C’est une volonté affirmée par le ministre des Transports et porte-parole du gouvernement, Ousmane Gaoual Diallo. Lors d’une conférence de presse tenue le vendredi 13 février, il a dressé la feuille de route des prochains mois : législatives, communales, régionales et sénatoriales devront se succéder dans un calendrier resserré, avec un objectif assumé tourner définitivement la page électorale.
« Dans les prochains calendriers, nous nous attendons à l’organisation des élections législatives, puis des élections communales, desquelles vont découler les élections régionales, qui sont des élections indirectes, ainsi que les sénatoriales, également indirectes, avec l’espoir de voir notre pays en finir avec le processus électoral cette année, afin que 2027 et les années suivantes du mandat du président soient consacrées au développement », a-t-il déclaré.
Derrière cette annonce, c’est l’idée d’un nouveau cycle qui se dessine. Pour l’exécutif, 2026 doit marquer l’achèvement d’un long processus de normalisation institutionnelle. Une fois ces scrutins organisés, le pays espère retrouver pleinement son rythme républicain et offrir un cadre stable à l’action publique.
L’objectif est limpide : permettre au programme de société du président Mamadi Doumbouya de se déployer sans interruption électorale, dans un climat institutionnel stabilisé. Aux yeux des autorités, le développement économique, la modernisation des infrastructures, l’amélioration des services publics et la consolidation de l’État de droit exigent du temps, de la continuité et une légitimité renouvelée par les urnes.
Cette dynamique s’inscrit dans la continuité des déclarations faites fin janvier par la directrice générale des élections, Djénabou Touré.
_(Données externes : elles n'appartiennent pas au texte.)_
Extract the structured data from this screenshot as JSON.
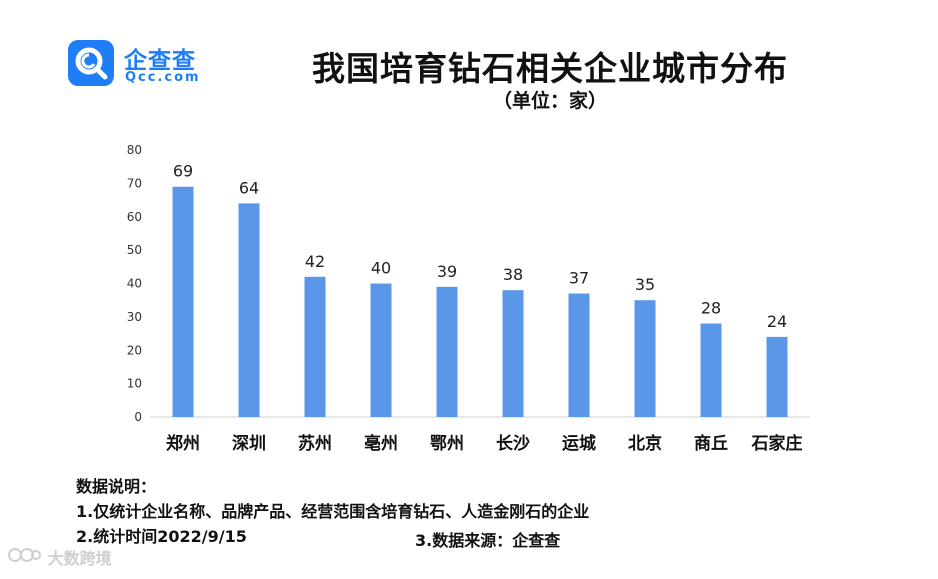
{
  "logo": {
    "icon": "qcc-magnifier-logo-icon",
    "name": "企查查",
    "domain": "Qcc.com",
    "brand_color": "#1f7ef5"
  },
  "bar_color": "#5b97e8",
  "chart_data": {
    "type": "bar",
    "title": "我国培育钻石相关企业城市分布",
    "subtitle": "（单位：家）",
    "categories": [
      "郑州",
      "深圳",
      "苏州",
      "亳州",
      "鄂州",
      "长沙",
      "运城",
      "北京",
      "商丘",
      "石家庄"
    ],
    "values": [
      69,
      64,
      42,
      40,
      39,
      38,
      37,
      35,
      28,
      24
    ],
    "yticks": [
      "0",
      "10",
      "20",
      "30",
      "40",
      "50",
      "60",
      "70",
      "80"
    ],
    "ylim": [
      0,
      80
    ],
    "grid": false,
    "legend": "none"
  },
  "notes": {
    "heading": "数据说明：",
    "line1": "1.仅统计企业名称、品牌产品、经营范围含培育钻石、人造金刚石的企业",
    "line2": "2.统计时间2022/9/15",
    "line3": "3.数据来源：企查查"
  },
  "watermark": {
    "icon": "dashu-watermark-icon",
    "text": "大数跨境"
  }
}
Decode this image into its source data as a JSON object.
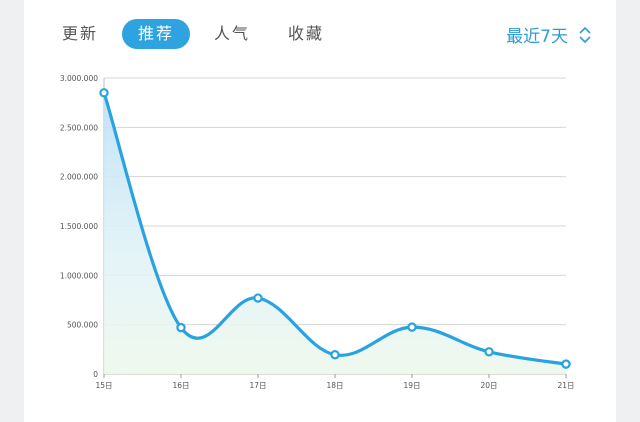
{
  "tabs": [
    {
      "label": "更新",
      "active": false
    },
    {
      "label": "推荐",
      "active": true
    },
    {
      "label": "人气",
      "active": false
    },
    {
      "label": "收藏",
      "active": false
    }
  ],
  "range": {
    "label": "最近7天",
    "icon": "chevron-up-down-icon"
  },
  "colors": {
    "accent": "#2ea3df",
    "line": "#29a3e0"
  },
  "chart_data": {
    "type": "line",
    "categories": [
      "15日",
      "16日",
      "17日",
      "18日",
      "19日",
      "20日",
      "21日"
    ],
    "series": [
      {
        "values": [
          2850000,
          470000,
          770000,
          195000,
          475000,
          225000,
          100000
        ]
      }
    ],
    "ylim": [
      0,
      3000000
    ],
    "yticks": [
      "0",
      "500.000",
      "1.000.000",
      "1.500.000",
      "2.000.000",
      "2.500.000",
      "3.000.000"
    ],
    "grid": true,
    "smooth": true,
    "area_fill": true
  }
}
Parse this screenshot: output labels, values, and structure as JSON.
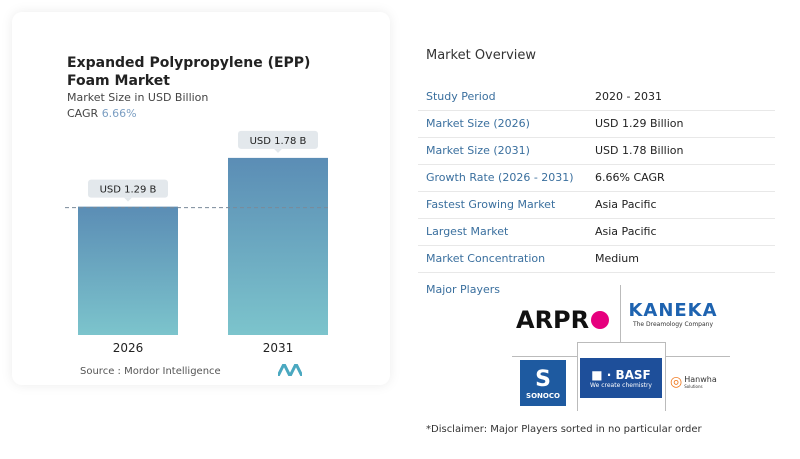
{
  "left": {
    "title": "Expanded Polypropylene (EPP) Foam Market",
    "subtitle": "Market Size in USD Billion",
    "cagr_label": "CAGR",
    "cagr_value": "6.66%",
    "source": "Source :  Mordor Intelligence"
  },
  "chart_data": {
    "type": "bar",
    "categories": [
      "2026",
      "2031"
    ],
    "values": [
      1.29,
      1.78
    ],
    "data_labels": [
      "USD 1.29 B",
      "USD 1.78 B"
    ],
    "title": "Expanded Polypropylene (EPP) Foam Market",
    "ylabel": "Market Size in USD Billion",
    "ylim": [
      0,
      1.9
    ],
    "grid": false,
    "colors": [
      "#5b8db5",
      "#7cc4cc"
    ]
  },
  "overview": {
    "title": "Market Overview",
    "rows": [
      {
        "label": "Study Period",
        "value": "2020 - 2031"
      },
      {
        "label": "Market Size (2026)",
        "value": "USD 1.29 Billion"
      },
      {
        "label": "Market Size (2031)",
        "value": "USD 1.78 Billion"
      },
      {
        "label": "Growth Rate (2026 - 2031)",
        "value": "6.66% CAGR"
      },
      {
        "label": "Fastest Growing Market",
        "value": "Asia Pacific"
      },
      {
        "label": "Largest Market",
        "value": "Asia Pacific"
      },
      {
        "label": "Market Concentration",
        "value": "Medium"
      }
    ]
  },
  "players": {
    "title": "Major Players",
    "logos": [
      "ARPRO",
      "KANEKA",
      "SONOCO",
      "BASF",
      "Hanwha Solutions"
    ],
    "kaneka_tag": "The Dreamology Company",
    "basf_tag": "We create chemistry",
    "hanwha_name": "Hanwha",
    "hanwha_sub": "Solutions",
    "arpro_text": "ARPR",
    "sonoco_text": "SONOCO",
    "basf_text": "BASF"
  },
  "disclaimer": "*Disclaimer: Major Players sorted in no particular order"
}
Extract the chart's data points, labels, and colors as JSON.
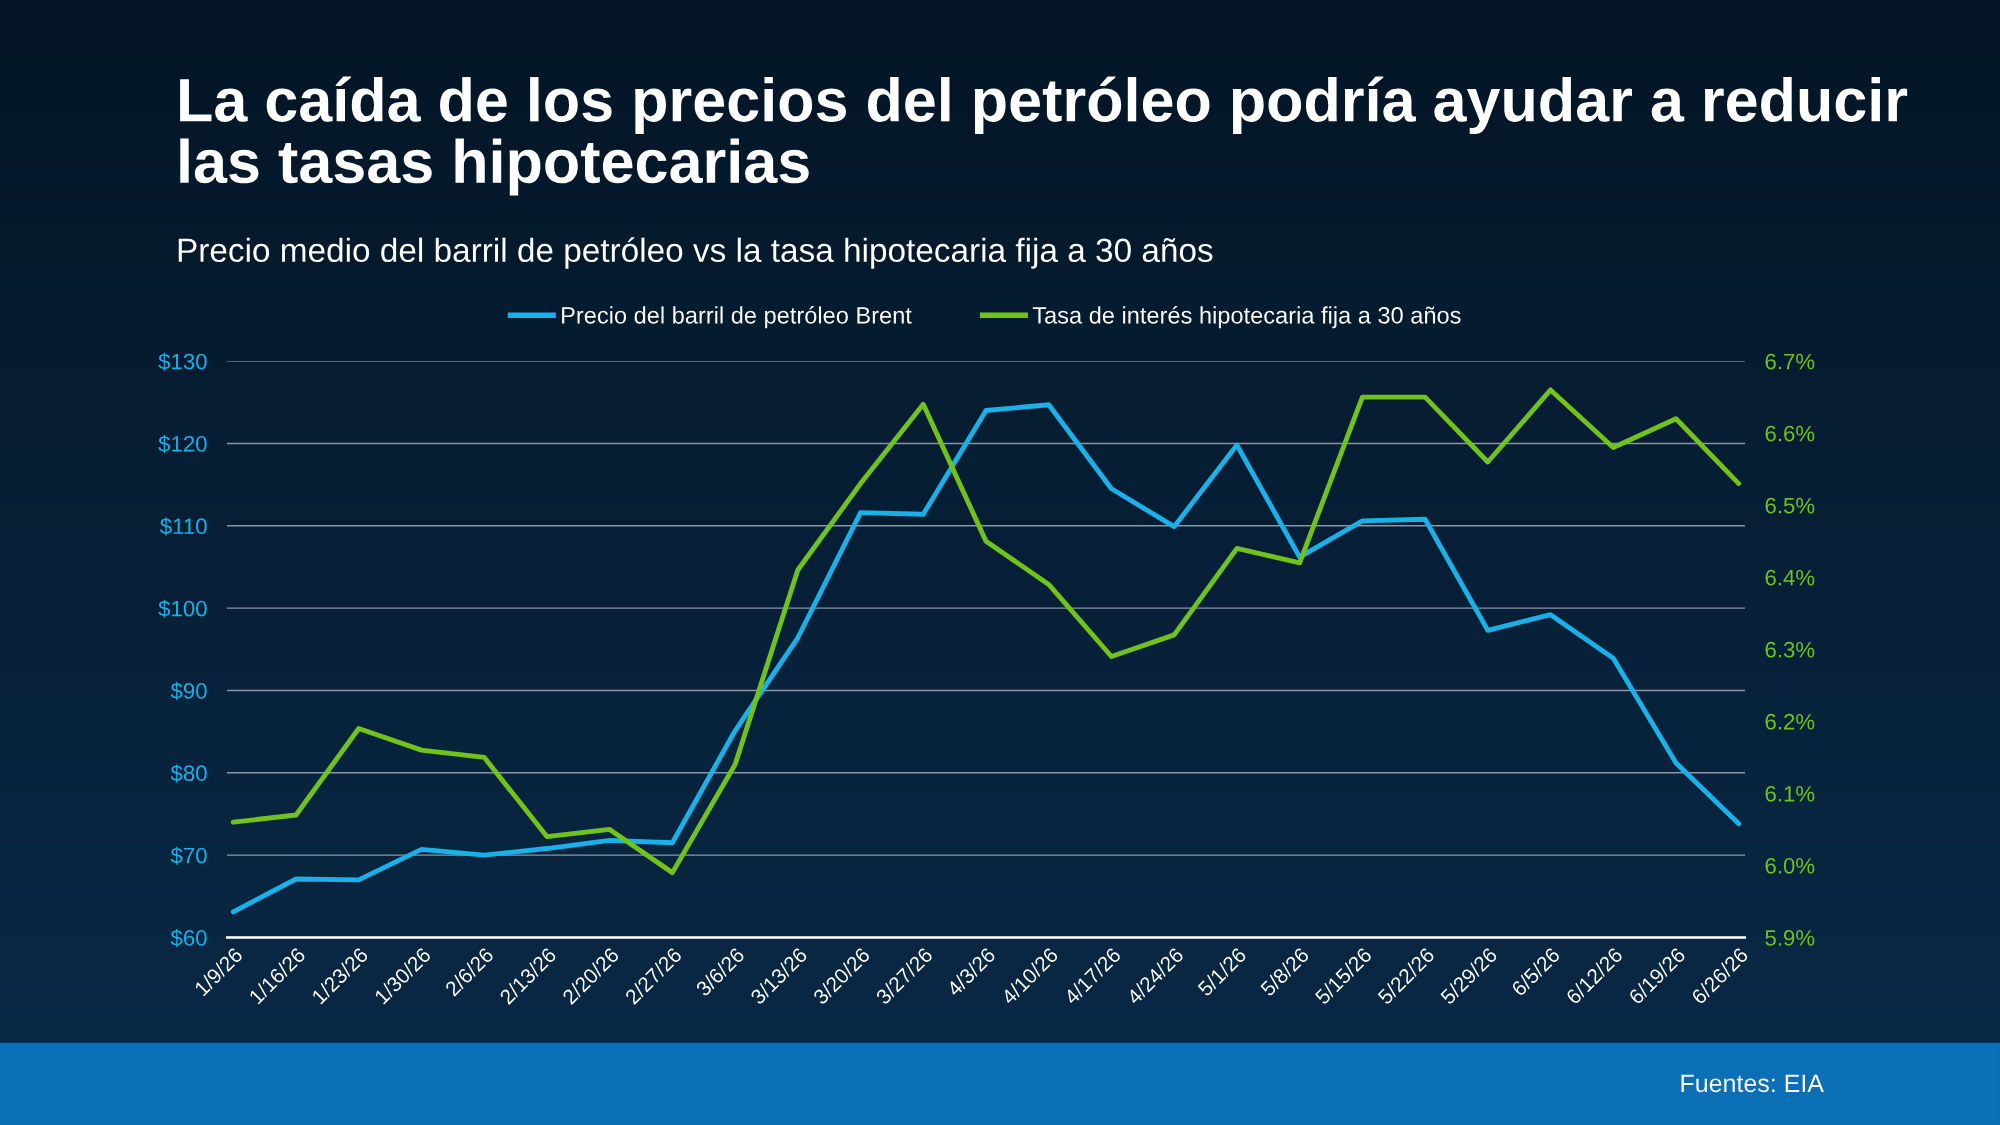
{
  "chart_data": {
    "type": "line",
    "title": "La caída de los precios del petróleo podría ayudar a reducir las tasas hipotecarias",
    "subtitle": "Precio medio del barril de petróleo vs la tasa hipotecaria fija a 30 años",
    "categories": [
      "1/9/26",
      "1/16/26",
      "1/23/26",
      "1/30/26",
      "2/6/26",
      "2/13/26",
      "2/20/26",
      "2/27/26",
      "3/6/26",
      "3/13/26",
      "3/20/26",
      "3/27/26",
      "4/3/26",
      "4/10/26",
      "4/17/26",
      "4/24/26",
      "5/1/26",
      "5/8/26",
      "5/15/26",
      "5/22/26",
      "5/29/26",
      "6/5/26",
      "6/12/26",
      "6/19/26",
      "6/26/26"
    ],
    "series": [
      {
        "name": "Precio del barril de petróleo Brent",
        "color": "#1ab0e8",
        "values": [
          63.1,
          67.1,
          67.0,
          70.7,
          70.0,
          70.8,
          71.8,
          71.5,
          85.1,
          96.4,
          111.6,
          111.4,
          124.0,
          124.7,
          114.5,
          109.9,
          119.8,
          106.2,
          110.6,
          110.8,
          97.3,
          99.2,
          93.9,
          81.2,
          73.8
        ]
      },
      {
        "name": "Tasa de interés hipotecaria fija a 30 años",
        "color": "#72c21c",
        "axis": "y2",
        "values": [
          6.06,
          6.07,
          6.19,
          6.16,
          6.15,
          6.04,
          6.05,
          5.99,
          6.14,
          6.41,
          6.53,
          6.64,
          6.45,
          6.39,
          6.29,
          6.32,
          6.44,
          6.42,
          6.65,
          6.65,
          6.56,
          6.66,
          6.58,
          6.62,
          6.53
        ]
      }
    ],
    "ylim": [
      60,
      130
    ],
    "yticks": [
      {
        "value": 60,
        "label": "$60"
      },
      {
        "value": 70,
        "label": "$70"
      },
      {
        "value": 80,
        "label": "$80"
      },
      {
        "value": 90,
        "label": "$90"
      },
      {
        "value": 100,
        "label": "$100"
      },
      {
        "value": 110,
        "label": "$110"
      },
      {
        "value": 120,
        "label": "$120"
      },
      {
        "value": 130,
        "label": "$130"
      }
    ],
    "y2lim": [
      5.9,
      6.7
    ],
    "y2ticks": [
      {
        "value": 5.9,
        "label": "5.9%"
      },
      {
        "value": 6.0,
        "label": "6.0%"
      },
      {
        "value": 6.1,
        "label": "6.1%"
      },
      {
        "value": 6.2,
        "label": "6.2%"
      },
      {
        "value": 6.3,
        "label": "6.3%"
      },
      {
        "value": 6.4,
        "label": "6.4%"
      },
      {
        "value": 6.5,
        "label": "6.5%"
      },
      {
        "value": 6.6,
        "label": "6.6%"
      },
      {
        "value": 6.7,
        "label": "6.7%"
      }
    ],
    "grid": "y",
    "legend": "top",
    "marker": "none",
    "line_style": "solid",
    "annotations": [
      "Fuentes: EIA"
    ]
  }
}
Celle-ci avait annoncé que son institution se conformerait strictement aux dispositions du Code électoral adopté le 27 septembre 2025. Elle avait également précisé que ses services avaient élaboré un tableau de bord juridique ainsi qu’un projet de chronogramme électoral, document stratégique appelé à être soumis au Président de la République, seul habilité à fixer les dates des scrutins.
Ainsi, au-delà d’un simple agenda électoral, c’est une promesse de transition aboutie qui se joue. Pour beaucoup de Guinéens, l’enjeu dépasse l’organisation technique des votes : il s’agit de refermer une période d’instabilité et d’ouvrir, enfin, un horizon tourné vers la reconstruction, la prospérité et la confiance retrouvée.
L’année 2026 pourrait donc être bien plus qu’un rendez-vous électoral. Elle pourrait devenir l’année où la Guinée décide, collectivement, d’écrire une nouvelle page de son histoire.